Even though the average length is smaller than the previous two methods, its coverage is below the desired level of 0.95.

Final notes#

  1. The CV+ method is the only one with random forests as the sub-estimators

  2. In the case of Jackknife+-after-bootstrap, the coverage guarantee in Kim et al.[1] relies on resampling the forest’s tree count from \(\operatorname{Binomial}(B (1-1/n)^m)\), where:

    • \(B\) is the initial number of trees

    • \(n\) is the number of training samples

    • \(m\) is the number of bootstrap samples.

    The fit() method in CoverForestRegressor automatically sets \(B= \text{n_estimators}/(1-1/n)^m\) so that, on average, the number of trees to be fitted is \(\text{n_estimators}\), with standard deviation of \(\sqrt{\text{n_estimators}*(1- (1-1/n)^m)}\).

    CoverForestRegressor also provides an option not to resample the number of sub-estimators by initiating with resample_n_estimators=False.

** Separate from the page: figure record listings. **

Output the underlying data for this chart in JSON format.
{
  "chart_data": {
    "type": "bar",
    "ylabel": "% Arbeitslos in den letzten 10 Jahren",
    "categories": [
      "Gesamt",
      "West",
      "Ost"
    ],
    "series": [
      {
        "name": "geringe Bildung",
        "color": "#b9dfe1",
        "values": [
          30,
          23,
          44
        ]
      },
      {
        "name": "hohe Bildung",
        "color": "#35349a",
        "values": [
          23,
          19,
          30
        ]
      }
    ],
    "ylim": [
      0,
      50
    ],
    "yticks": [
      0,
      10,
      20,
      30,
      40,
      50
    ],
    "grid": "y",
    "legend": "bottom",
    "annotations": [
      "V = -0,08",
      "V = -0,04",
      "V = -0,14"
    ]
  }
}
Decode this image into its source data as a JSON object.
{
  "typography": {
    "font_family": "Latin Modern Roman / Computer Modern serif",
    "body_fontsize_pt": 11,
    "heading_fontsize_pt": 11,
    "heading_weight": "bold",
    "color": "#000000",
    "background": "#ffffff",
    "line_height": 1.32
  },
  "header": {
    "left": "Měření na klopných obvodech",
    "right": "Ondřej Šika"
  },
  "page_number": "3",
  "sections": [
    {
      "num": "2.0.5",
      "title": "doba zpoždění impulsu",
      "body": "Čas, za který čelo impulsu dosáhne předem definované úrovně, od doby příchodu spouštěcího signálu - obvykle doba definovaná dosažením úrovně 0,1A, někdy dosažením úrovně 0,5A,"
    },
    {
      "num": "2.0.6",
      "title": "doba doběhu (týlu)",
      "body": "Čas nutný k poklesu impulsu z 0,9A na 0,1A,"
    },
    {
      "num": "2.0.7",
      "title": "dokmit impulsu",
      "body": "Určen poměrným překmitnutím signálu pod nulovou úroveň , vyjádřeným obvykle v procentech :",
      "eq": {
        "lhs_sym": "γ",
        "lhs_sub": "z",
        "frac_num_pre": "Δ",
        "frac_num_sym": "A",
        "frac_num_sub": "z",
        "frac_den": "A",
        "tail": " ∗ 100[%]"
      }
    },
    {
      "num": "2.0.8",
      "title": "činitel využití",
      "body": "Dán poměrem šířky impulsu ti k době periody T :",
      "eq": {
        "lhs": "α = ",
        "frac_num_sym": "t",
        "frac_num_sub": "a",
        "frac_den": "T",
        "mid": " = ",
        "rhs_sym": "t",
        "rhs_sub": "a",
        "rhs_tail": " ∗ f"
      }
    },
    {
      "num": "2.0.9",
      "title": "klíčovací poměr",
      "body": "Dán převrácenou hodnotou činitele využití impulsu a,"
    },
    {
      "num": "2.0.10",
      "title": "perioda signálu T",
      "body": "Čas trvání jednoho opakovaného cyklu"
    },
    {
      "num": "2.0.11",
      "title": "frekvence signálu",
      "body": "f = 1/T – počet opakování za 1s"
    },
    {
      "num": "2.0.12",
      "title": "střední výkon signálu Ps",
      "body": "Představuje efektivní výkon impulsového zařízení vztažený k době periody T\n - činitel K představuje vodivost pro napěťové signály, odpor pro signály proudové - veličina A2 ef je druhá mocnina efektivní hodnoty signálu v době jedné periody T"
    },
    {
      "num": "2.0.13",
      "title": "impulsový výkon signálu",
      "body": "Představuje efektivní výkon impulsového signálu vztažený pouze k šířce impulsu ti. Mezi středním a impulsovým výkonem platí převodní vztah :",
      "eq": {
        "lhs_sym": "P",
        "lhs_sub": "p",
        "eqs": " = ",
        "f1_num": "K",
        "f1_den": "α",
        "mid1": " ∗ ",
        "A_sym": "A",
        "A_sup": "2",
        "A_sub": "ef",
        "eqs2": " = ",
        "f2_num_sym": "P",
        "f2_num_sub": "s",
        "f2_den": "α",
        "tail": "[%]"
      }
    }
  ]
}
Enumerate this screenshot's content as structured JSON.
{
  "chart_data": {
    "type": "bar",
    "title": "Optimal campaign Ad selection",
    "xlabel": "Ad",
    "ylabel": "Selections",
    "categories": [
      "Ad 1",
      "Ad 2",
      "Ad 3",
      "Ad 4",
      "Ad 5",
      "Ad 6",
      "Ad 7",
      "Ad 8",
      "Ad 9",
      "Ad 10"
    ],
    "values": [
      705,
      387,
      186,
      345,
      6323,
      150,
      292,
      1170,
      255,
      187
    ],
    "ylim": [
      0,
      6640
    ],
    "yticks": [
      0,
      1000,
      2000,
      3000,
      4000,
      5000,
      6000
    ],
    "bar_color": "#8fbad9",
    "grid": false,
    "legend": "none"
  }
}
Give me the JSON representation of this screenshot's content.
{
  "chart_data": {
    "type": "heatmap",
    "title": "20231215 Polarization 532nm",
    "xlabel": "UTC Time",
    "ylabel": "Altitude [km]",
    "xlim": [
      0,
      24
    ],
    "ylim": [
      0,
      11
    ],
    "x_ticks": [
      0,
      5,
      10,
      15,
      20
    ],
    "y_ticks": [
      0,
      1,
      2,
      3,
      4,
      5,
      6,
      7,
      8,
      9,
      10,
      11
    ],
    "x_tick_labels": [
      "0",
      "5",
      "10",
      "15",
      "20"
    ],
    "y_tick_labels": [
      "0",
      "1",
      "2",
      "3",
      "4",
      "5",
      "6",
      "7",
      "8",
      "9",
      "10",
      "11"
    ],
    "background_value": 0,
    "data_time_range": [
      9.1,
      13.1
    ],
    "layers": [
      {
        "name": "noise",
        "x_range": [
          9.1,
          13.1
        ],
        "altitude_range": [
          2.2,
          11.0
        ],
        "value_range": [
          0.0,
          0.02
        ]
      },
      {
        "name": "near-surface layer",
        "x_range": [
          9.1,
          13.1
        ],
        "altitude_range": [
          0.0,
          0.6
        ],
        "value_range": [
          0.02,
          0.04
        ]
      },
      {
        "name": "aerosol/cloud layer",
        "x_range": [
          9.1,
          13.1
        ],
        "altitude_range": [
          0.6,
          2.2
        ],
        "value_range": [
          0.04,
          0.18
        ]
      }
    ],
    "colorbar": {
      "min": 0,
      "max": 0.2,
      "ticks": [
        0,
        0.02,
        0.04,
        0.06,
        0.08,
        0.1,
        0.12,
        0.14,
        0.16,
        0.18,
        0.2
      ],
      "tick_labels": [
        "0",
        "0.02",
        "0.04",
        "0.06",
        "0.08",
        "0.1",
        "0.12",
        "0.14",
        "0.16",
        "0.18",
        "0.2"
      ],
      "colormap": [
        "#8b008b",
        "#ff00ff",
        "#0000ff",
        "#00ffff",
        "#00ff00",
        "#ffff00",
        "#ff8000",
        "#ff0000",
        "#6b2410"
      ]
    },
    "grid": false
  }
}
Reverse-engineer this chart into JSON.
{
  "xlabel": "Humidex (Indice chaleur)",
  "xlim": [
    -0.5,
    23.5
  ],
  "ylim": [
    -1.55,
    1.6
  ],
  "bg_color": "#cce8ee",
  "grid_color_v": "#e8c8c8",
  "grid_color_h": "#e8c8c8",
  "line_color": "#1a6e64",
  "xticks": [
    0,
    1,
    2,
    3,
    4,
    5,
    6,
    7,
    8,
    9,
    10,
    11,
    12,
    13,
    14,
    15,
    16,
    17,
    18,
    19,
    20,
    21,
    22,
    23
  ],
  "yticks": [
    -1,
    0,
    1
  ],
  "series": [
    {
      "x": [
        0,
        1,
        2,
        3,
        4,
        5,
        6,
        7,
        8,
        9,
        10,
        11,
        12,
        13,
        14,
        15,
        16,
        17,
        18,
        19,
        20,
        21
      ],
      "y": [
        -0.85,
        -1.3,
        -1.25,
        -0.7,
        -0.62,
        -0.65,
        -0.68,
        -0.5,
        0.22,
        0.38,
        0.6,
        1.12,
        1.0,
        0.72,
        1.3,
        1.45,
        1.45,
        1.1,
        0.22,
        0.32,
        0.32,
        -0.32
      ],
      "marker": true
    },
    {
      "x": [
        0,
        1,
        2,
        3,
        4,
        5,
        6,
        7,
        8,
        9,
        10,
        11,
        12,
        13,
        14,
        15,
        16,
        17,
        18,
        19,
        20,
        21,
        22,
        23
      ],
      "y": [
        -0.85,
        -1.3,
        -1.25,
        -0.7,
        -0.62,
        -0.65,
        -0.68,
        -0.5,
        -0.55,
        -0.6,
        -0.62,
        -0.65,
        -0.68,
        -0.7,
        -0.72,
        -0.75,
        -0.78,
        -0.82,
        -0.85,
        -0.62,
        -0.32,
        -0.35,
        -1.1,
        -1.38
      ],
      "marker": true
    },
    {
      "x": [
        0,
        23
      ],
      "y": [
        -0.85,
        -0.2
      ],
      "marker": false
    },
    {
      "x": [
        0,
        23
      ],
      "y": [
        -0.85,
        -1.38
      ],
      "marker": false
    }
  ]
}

  3. Random forest leverages parallel computation by processing trees concurrently. Use the n_jobs parameter in fit() and predict() to control CPU usage (n_jobs=-1 uses all cores).

  4. For prediction, conformity score calculations require a memory array of size (n_train × n_test × n_classes). To optimize performance with high n_jobs values, split large test sets into smaller batches.